Including an extra sentence which compares your offer to the seller’s minimum price in a negotiation increases the likelihood of you getting what you want, finds research from ESMT Berlin.

Most people assume that you can either be friendly in a negotiation and satisfy your counterpart or get exactly what you want, but these two outcomes do not have to be mutually exclusive. Martin Schweinsberg, Assistant Professor of Organisational Behaviour, alongside Michael Schaerer of Singapore Management University and Roderick Swaab from INSEAD, studied how negotiators can achieve both economic benefits and maintain a friendly relationship with those you’re negotiating with.

The academics ran three experiments with over 1500 participants who engaged in a negotiation involving the price of a condo. Each participant took the role of the seller but different groups received offers framed in different ways: simply receiving an offer price, being asked to compare this offer to their minimum price, or asked to compare the offer to their target price. They found that negotiators who prompted the seller to compare their offer to the minimum guide price, achieved much more success in their negotiations.

Professor Martin Schweinsberg says,

“Imagine trying to buy a condo where the seller’s target price is $580,000 and their minimum price is $320,000. Instead of just saying “my offer for the house is $450,000”, adding the sentence of “how does this compare with the minimum price you are willing to accept?” increased the chances of the buyer’s offer being accepted, and made the counterpart happier.

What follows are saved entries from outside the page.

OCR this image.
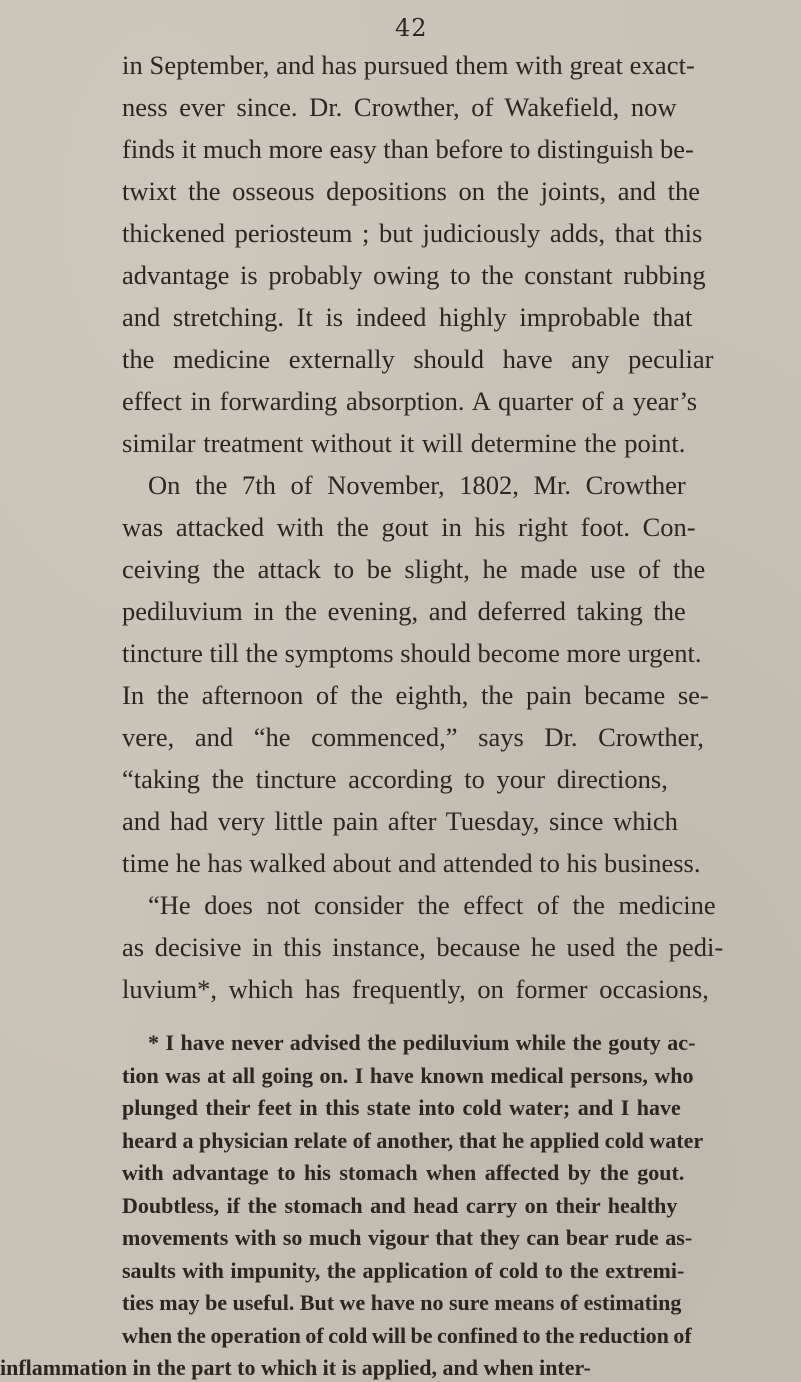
42
in September, and has pursued them with great exact-
ness ever since. Dr. Crowther, of Wakefield, now
finds it much more easy than before to distinguish be-
twixt the osseous depositions on the joints, and the
thickened periosteum ; but judiciously adds, that this
advantage is probably owing to the constant rubbing
and stretching. It is indeed highly improbable that
the medicine externally should have any peculiar
effect in forwarding absorption. A quarter of a year’s
similar treatment without it will determine the point.
On the 7th of November, 1802, Mr. Crowther
was attacked with the gout in his right foot. Con-
ceiving the attack to be slight, he made use of the
pediluvium in the evening, and deferred taking the
tincture till the symptoms should become more urgent.
In the afternoon of the eighth, the pain became se-
vere, and “he commenced,” says Dr. Crowther,
“taking the tincture according to your directions,
and had very little pain after Tuesday, since which
time he has walked about and attended to his business.
“He does not consider the effect of the medicine
as decisive in this instance, because he used the pedi-
luvium*, which has frequently, on former occasions,
* I have never advised the pediluvium while the gouty ac-
tion was at all going on. I have known medical persons, who
plunged their feet in this state into cold water; and I have
heard a physician relate of another, that he applied cold water
with advantage to his stomach when affected by the gout.
Doubtless, if the stomach and head carry on their healthy
movements with so much vigour that they can bear rude as-
saults with impunity, the application of cold to the extremi-
ties may be useful. But we have no sure means of estimating
when the operation of cold will be confined to the reduction of
inflammation in the part to which it is applied, and when inter-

“This demonstrates that how an offer is perceived is subjective depending on how the offer is framed and that it is possible for a negotiation to be nudged to have a ‘win-win’ outcome.”

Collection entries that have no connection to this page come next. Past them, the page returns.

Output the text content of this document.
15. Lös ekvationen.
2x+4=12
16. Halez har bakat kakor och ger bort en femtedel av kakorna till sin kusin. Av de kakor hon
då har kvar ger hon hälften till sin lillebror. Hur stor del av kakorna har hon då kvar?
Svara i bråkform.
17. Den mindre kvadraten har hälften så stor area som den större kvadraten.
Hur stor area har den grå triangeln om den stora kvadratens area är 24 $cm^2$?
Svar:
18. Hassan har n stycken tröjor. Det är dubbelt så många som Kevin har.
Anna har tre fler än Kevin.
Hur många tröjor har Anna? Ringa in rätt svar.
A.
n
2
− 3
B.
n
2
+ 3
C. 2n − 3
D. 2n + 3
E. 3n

The researchers say that adding this little question is beneficial for two reasons. Firstly, the other party now compares your offer to the minimum they would be willing to accept – this makes your offer more appealing to them. Secondly, it makes them happy to receive your relatively higher offer which improves your relationship with your counterpart.

The researchers also ran a fourth experiment where participants assumed the role of a restaurant owner trying to sell their business. This scenario was similar to first three, however, the other side was now in a high-power position because they had an attractive offer from a competitor. When the counterpart is in a high-power position, shifting their attention to the minimum offer they would accept backfired: they now asked for more money and were less happy.

These findings demonstrate a simple nudge to achieve what you want in a negotiation and keep a friendly relationship with the other party: just prompt them to compare your offer with their minimum price. If you do not prompt them, they compare your offer to the maximum price they want which makes your offer look less enticing.